Window on the Mind: Will the Antidepressant Work?
Bad enough that antidepressants fail to help an estimated one-third of people suffering from depression. Even worse is that it can take 6 to 8 weeks before that becomes clear: the patient dutifully swallows Zoloft after Zoloft or Paxil after Paxil, only to find after two months that she is no better off—at which point her doctor typically puts her on a different med, and the whole process of trial-and-error starts all over again. There’s got to be a better way—and now there may be.
Last September I wrote about a new use of EEGs—the decades-old technology that measures brain waves—in which psychiatrists compare the EEG of a patient to thousands of EEGs in a huge database that matches it to an effective treatment. (This is different from using EEGs to diagnose a mental illness, something that doesn’t seem to work, perhaps because there are many, many ways for a brain to have an underlying pattern of electrical activity that adds up to “depression” or “bipolar disorder” or other psychiatric disease.) CNS Response, the California company that runs the database, looks for matches between EEG and effective drug. In about 75% of cases, that produces surprising pairings—such as an anticonvulsive drug for a patient with depression—that the physician would never have thought of.
A new study being reported this afternoon at the annual meeting of the American Psychiatric Association finds another use for EEGs: predicting which patients will respond to the antidepressant they have just started. Rather than waiting for months, patients suffering from major depression—as nearly 15 million Americans do—take the drug for a week and then undergo an EEG (which is painless, noninvasive and relatively cheap, on the order of $150).
The study, led by Andrew Leuchter of UCLA and called BRITE (Biomarkers for Rapid Identification of Treatment Effectiveness), had 73 patients take the antidepressant escitalopram, which is sold as Lexapro and belongs to same category—selective serotonin reuptake inhibitors, or SSRIs—as Prozac and many others.
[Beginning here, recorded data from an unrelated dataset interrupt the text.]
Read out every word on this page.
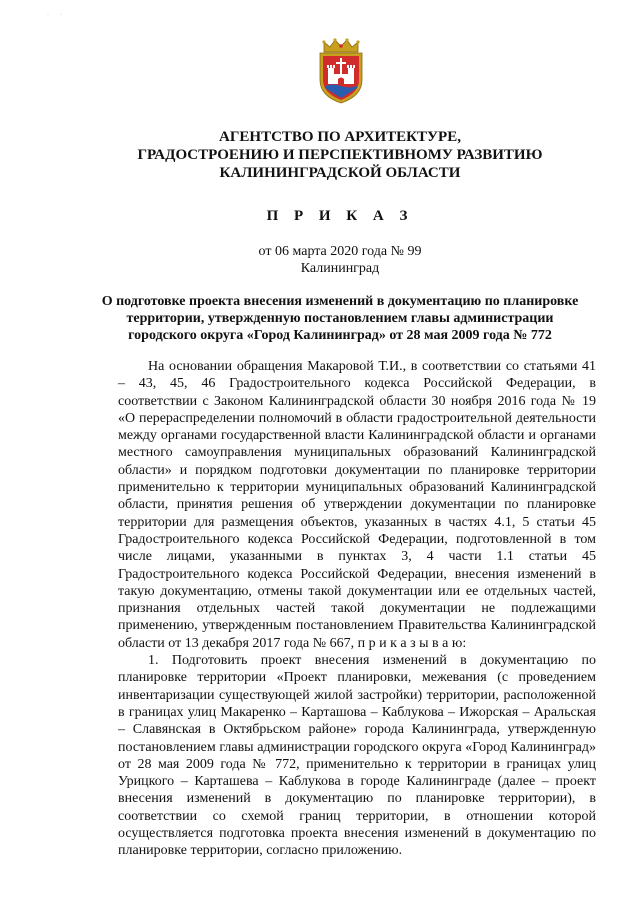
· ·
АГЕНТСТВО ПО АРХИТЕКТУРЕ,
ГРАДОСТРОЕНИЮ И ПЕРСПЕКТИВНОМУ РАЗВИТИЮ
КАЛИНИНГРАДСКОЙ ОБЛАСТИ
П Р И К А З
от 06 марта 2020 года № 99
Калининград
О подготовке проекта внесения изменений в документацию по планировке
территории, утвержденную постановлением главы администрации
городского округа «Город Калининград» от 28 мая 2009 года № 772

На основании обращения Макаровой Т.И., в соответствии со статьями 41 – 43, 45, 46 Градостроительного кодекса Российской Федерации, в соответствии с Законом Калининградской области 30 ноября 2016 года № 19 «О перераспределении полномочий в области градостроительной деятельности между органами государственной власти Калининградской области и органами местного самоуправления муниципальных образований Калининградской области» и порядком подготовки документации по планировке территории применительно к территории муниципальных образований Калининградской области, принятия решения об утверждении документации по планировке территории для размещения объектов, указанных в частях 4.1, 5 статьи 45 Градостроительного кодекса Российской Федерации, подготовленной в том числе лицами, указанными в пунктах 3, 4 части 1.1 статьи 45 Градостроительного кодекса Российской Федерации, внесения изменений в такую документацию, отмены такой документации или ее отдельных частей, признания отдельных частей такой документации не подлежащими применению, утвержденным постановлением Правительства Калининградской области от 13 декабря 2017 года № 667, п р и к а з ы в а ю:

1. Подготовить проект внесения изменений в документацию по планировке территории «Проект планировки, межевания (с проведением инвентаризации существующей жилой застройки) территории, расположенной в границах улиц Макаренко – Карташова – Каблукова – Ижорская – Аральская – Славянская в Октябрьском районе» города Калининграда, утвержденную постановлением главы администрации городского округа «Город Калининград» от 28 мая 2009 года № 772, применительно к территории в границах улиц Урицкого – Карташева – Каблукова в городе Калининграде (далее – проект внесения изменений в документацию по планировке территории), в соответствии со схемой границ территории, в отношении которой осуществляется подготовка проекта внесения изменений в документацию по планировке территории, согласно приложению.
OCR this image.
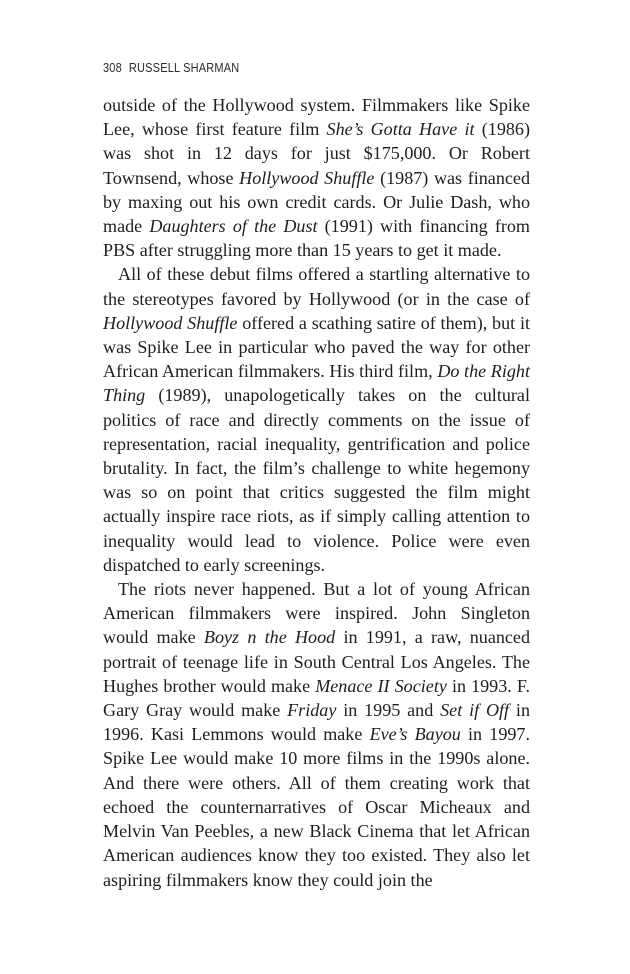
308 RUSSELL SHARMAN

outside of the Hollywood system. Filmmakers like Spike Lee, whose first feature film She’s Gotta Have it (1986) was shot in 12 days for just $175,000. Or Robert Townsend, whose Hollywood Shuffle (1987) was financed by maxing out his own credit cards. Or Julie Dash, who made Daughters of the Dust (1991) with financing from PBS after struggling more than 15 years to get it made.

All of these debut films offered a startling alternative to the stereotypes favored by Hollywood (or in the case of Hollywood Shuffle offered a scathing satire of them), but it was Spike Lee in particular who paved the way for other African American filmmakers. His third film, Do the Right Thing (1989), unapologetically takes on the cultural politics of race and directly comments on the issue of representation, racial inequality, gentrification and police brutality. In fact, the film’s challenge to white hegemony was so on point that critics suggested the film might actually inspire race riots, as if simply calling attention to inequality would lead to violence. Police were even dispatched to early screenings.

The riots never happened. But a lot of young African American filmmakers were inspired. John Singleton would make Boyz n the Hood in 1991, a raw, nuanced portrait of teenage life in South Central Los Angeles. The Hughes brother would make Menace II Society in 1993. F. Gary Gray would make Friday in 1995 and Set if Off in 1996. Kasi Lemmons would make Eve’s Bayou in 1997. Spike Lee would make 10 more films in the 1990s alone. And there were others. All of them creating work that echoed the counternarratives of Oscar Micheaux and Melvin Van Peebles, a new Black Cinema that let African American audiences know they too existed. They also let aspiring filmmakers know they could join the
That’s the quandary: all of the drugs supposedly work by targeting the brain’s serotonin system (which is actually a questionable claim, but that’s a story for another day), so which one will help a particular patient? Before starting the drug and again after taking it for 48 hours, for one week, and for two and seven weeks, the patients underwent EEGs. At the one-week visit, doctors assessed how well they were responding to the drug; the researchers also identified genetic markers that have been reported to predict how well patients will respond to SSRIs, and measured how much of the drug was in the patients’ blood, which is thought to be an indication of whether it is likely to work.
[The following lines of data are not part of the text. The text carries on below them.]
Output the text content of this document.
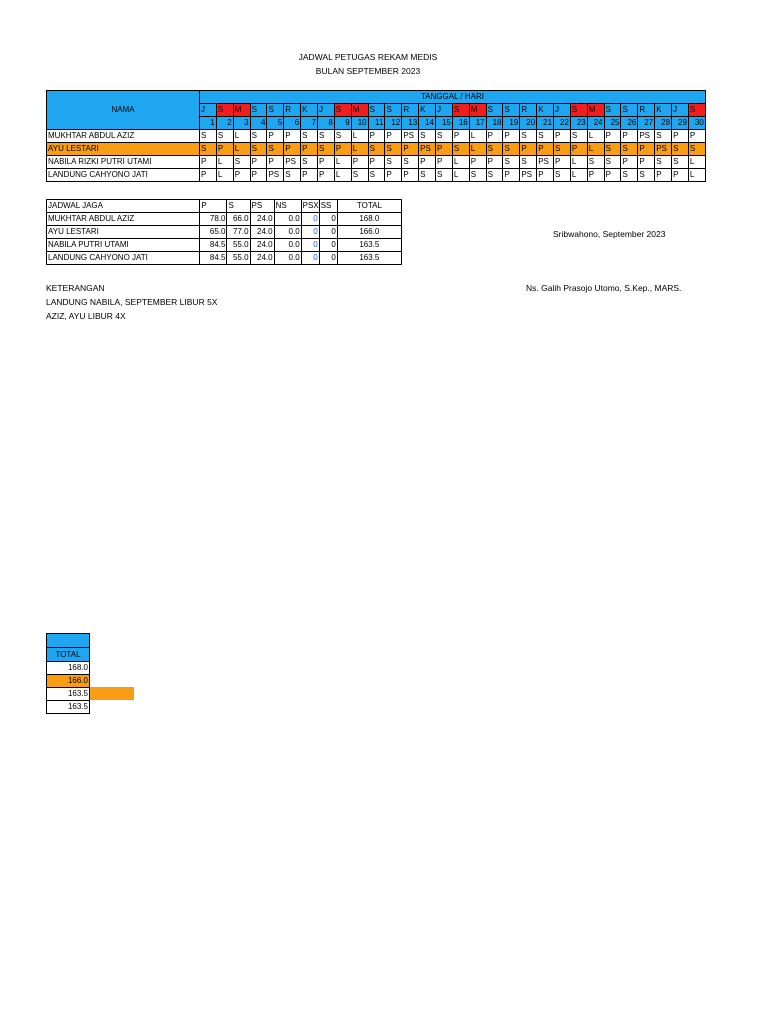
JADWAL PETUGAS REKAM MEDIS
BULAN SEPTEMBER 2023
NAMA	TANGGAL / HARI																													
	J	S	M	S	S	R	K	J	S	M	S	S	R	K	J	S	M	S	S	R	K	J	S	M	S	S	R	K	J	S
	1	2	3	4	5	6	7	8	9	10	11	12	13	14	15	16	17	18	19	20	21	22	23	24	25	26	27	28	29	30
MUKHTAR ABDUL AZIZ	S	S	L	S	P	P	S	S	S	L	P	P	PS	S	S	P	L	P	P	S	S	P	S	L	P	P	PS	S	P	P
AYU LESTARI	S	P	L	S	S	P	P	S	P	L	S	S	P	PS	P	S	L	S	S	P	P	S	P	L	S	S	P	PS	S	S
NABILA RIZKI PUTRI UTAMI	P	L	S	P	P	PS	S	P	L	P	P	S	S	P	P	L	P	P	S	S	PS	P	L	S	S	P	P	S	S	L
LANDUNG CAHYONO JATI	P	L	P	P	PS	S	P	P	L	S	S	P	P	S	S	L	S	S	P	PS	P	S	L	P	P	S	S	P	P	L
JADWAL JAGA	P	S	PS	NS	PSX	SS	TOTAL
MUKHTAR ABDUL AZIZ	78.0	66.0	24.0	0.0	0	0	168.0
AYU LESTARI	65.0	77.0	24.0	0.0	0	0	166.0
NABILA PUTRI UTAMI	84.5	55.0	24.0	0.0	0	0	163.5
LANDUNG CAHYONO JATI	84.5	55.0	24.0	0.0	0	0	163.5
Sribwahono, September 2023
Ns. Galih Prasojo Utomo, S.Kep., MARS.
KETERANGAN
LANDUNG NABILA, SEPTEMBER LIBUR 5X
AZIZ, AYU LIBUR 4X

TOTAL
168.0
166.0
163.5
163.5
The bad news: the docs were terrible at predicting, based on how well the patients were doing after a week on Lexapro, whether the drug would alleviate their depression. The genetic markers fared no better. Neither did the blood levels.
But of the 38 patients who got a little better and the 28 who recovered completely by the end of the seven weeks, the EEG readings—measuring brain-wave changes after one week on the drug—did pretty well, predicting who would get a little better or even recover with 74% accuracy (compared to 51% accuracy for the docs’ evaluation).
“Early changes in frontal EEG signals carry important information about future clinical response,” Leuchter said in a statement, suggesting that EEGs have “the potential to help clinicians improve the care of patients suffering from depression.”
Caveats: the company that sells the EEG system, Aspect Medical Systems, funded the study, and Leuchter has been a paid consultant to Aspect, served on its board and received grant money from Aspect. (I have blogged before on how company-funded studies can be skewed.) And seven weeks is not exactly long-term. Still, anything that moves us beyond the current hit-and-miss approach to treating depression is to be welcomed.